The clouds take a rest from rain. The landscape is dimly lit and filtered by gray clouds. I’m slowing down to drive through small towns between the miles of flat green pastures. I see a donut shop off the side of the road and pull myself over for a treat. “That’s 75 cents” says the man handing me a bag with one glazed donut. I give him a dollar and get back on the road. The donut is fluffy.
My dad made me 6 MP3 discs to listen to on my drive. I’m singing along to the second variety mix as I cruise alongside train tracks. Hundreds of cattle graze to my right and left. Some force in my stomach pushes up onto my chest and my eyes water in response. I’m a tourist at home, ogling at cattle like its my first time. I even pull over to take their picture.
This moment is mine. I sing along to Alabama’s Song of the South and stretch out my right arm to pretend I’m flying. Its silly and its personal, but I cried at the sight of cattle. How do you know you’ve been gone too long? That’s how….
The scenery gets more beautiful as I head north west through Amarillo. I make a road trip stop at the American Quarter Horse Hall of Fame and Museum. For $6, I learn about the breeding history, lung capacity, color possibilities and ranching of American Quarter Horses.
I drive for another hour and stop for lunch in a little town in New Mexico- Clayton. A sign reading “Food and Drinks” lures me to park on the main street and pop inside. It is a historic quaint hotel dining room. I eat one chile relleno before getting back on the road.
The clouds begin to part, revealing cracks of blue skies. It’s the most beautiful color I’ve ever seen. I pass by a series of towns with large feed mills.
I pull over to snap some pictures and keep driving through New Mexico. I gasp at the sight of mountains and the picturesque sky. I gasp.
I continue into Colorado and only stop once for gas and once at a scenic lookout spot marked off the highway in the mountains. The air is thin and crisp. I step out of my car and snap a couple more pictures.

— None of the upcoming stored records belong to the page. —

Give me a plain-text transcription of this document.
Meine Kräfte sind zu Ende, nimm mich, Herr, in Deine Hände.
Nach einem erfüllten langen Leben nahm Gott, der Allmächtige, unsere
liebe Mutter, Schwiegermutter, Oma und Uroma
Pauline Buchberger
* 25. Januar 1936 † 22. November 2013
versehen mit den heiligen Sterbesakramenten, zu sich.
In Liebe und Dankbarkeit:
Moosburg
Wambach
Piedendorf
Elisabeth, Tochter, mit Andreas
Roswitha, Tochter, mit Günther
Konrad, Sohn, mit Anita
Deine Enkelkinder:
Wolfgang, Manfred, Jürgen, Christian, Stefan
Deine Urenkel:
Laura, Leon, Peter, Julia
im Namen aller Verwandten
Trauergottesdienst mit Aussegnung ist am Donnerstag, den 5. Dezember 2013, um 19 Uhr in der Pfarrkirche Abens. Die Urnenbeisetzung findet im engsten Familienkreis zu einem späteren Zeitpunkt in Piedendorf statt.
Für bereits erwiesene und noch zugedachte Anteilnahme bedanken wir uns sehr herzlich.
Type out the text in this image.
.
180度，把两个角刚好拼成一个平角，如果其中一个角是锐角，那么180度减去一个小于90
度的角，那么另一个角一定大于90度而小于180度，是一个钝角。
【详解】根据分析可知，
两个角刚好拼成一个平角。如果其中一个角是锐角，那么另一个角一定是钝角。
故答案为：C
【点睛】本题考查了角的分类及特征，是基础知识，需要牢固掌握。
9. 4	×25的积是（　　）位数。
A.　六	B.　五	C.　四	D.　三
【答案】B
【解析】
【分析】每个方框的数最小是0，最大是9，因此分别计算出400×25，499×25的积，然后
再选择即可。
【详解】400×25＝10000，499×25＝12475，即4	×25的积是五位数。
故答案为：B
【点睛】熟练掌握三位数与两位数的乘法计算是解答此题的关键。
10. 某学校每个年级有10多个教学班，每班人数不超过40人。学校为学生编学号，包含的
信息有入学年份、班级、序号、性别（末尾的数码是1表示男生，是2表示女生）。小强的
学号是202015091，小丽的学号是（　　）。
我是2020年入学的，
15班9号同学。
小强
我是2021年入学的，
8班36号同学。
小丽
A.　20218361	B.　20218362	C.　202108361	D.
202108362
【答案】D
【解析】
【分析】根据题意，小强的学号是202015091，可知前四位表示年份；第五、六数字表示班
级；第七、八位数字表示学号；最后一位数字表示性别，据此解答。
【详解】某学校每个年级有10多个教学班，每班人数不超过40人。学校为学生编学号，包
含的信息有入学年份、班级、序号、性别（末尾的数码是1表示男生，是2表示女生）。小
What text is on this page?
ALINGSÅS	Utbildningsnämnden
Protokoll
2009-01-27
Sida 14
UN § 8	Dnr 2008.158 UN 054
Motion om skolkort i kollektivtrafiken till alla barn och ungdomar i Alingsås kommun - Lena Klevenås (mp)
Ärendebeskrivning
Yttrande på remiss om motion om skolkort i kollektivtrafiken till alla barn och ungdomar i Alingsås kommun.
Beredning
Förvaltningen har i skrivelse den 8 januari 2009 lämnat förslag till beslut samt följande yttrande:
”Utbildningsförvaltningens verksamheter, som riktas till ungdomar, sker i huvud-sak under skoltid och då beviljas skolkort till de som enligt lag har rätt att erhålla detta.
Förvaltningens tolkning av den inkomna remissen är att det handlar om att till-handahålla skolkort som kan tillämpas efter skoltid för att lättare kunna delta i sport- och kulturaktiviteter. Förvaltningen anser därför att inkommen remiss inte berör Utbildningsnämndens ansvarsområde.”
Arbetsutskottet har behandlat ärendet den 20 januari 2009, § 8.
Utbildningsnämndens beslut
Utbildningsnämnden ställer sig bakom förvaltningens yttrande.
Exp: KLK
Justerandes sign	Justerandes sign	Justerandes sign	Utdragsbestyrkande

After more than 12 hours of emotional scenery and driving, I arrived in Denver, where Lynn is now living and working. You may remember Lynn from my early posts in Houma in 2012. I’m with my mentor and dear friend. We will ride bikes and explore Denver. Currently, we’re sitting in a coffee shop that’s playing Third Eye Blind over the speakers. I savor my breakfast burrito. This moment is mine.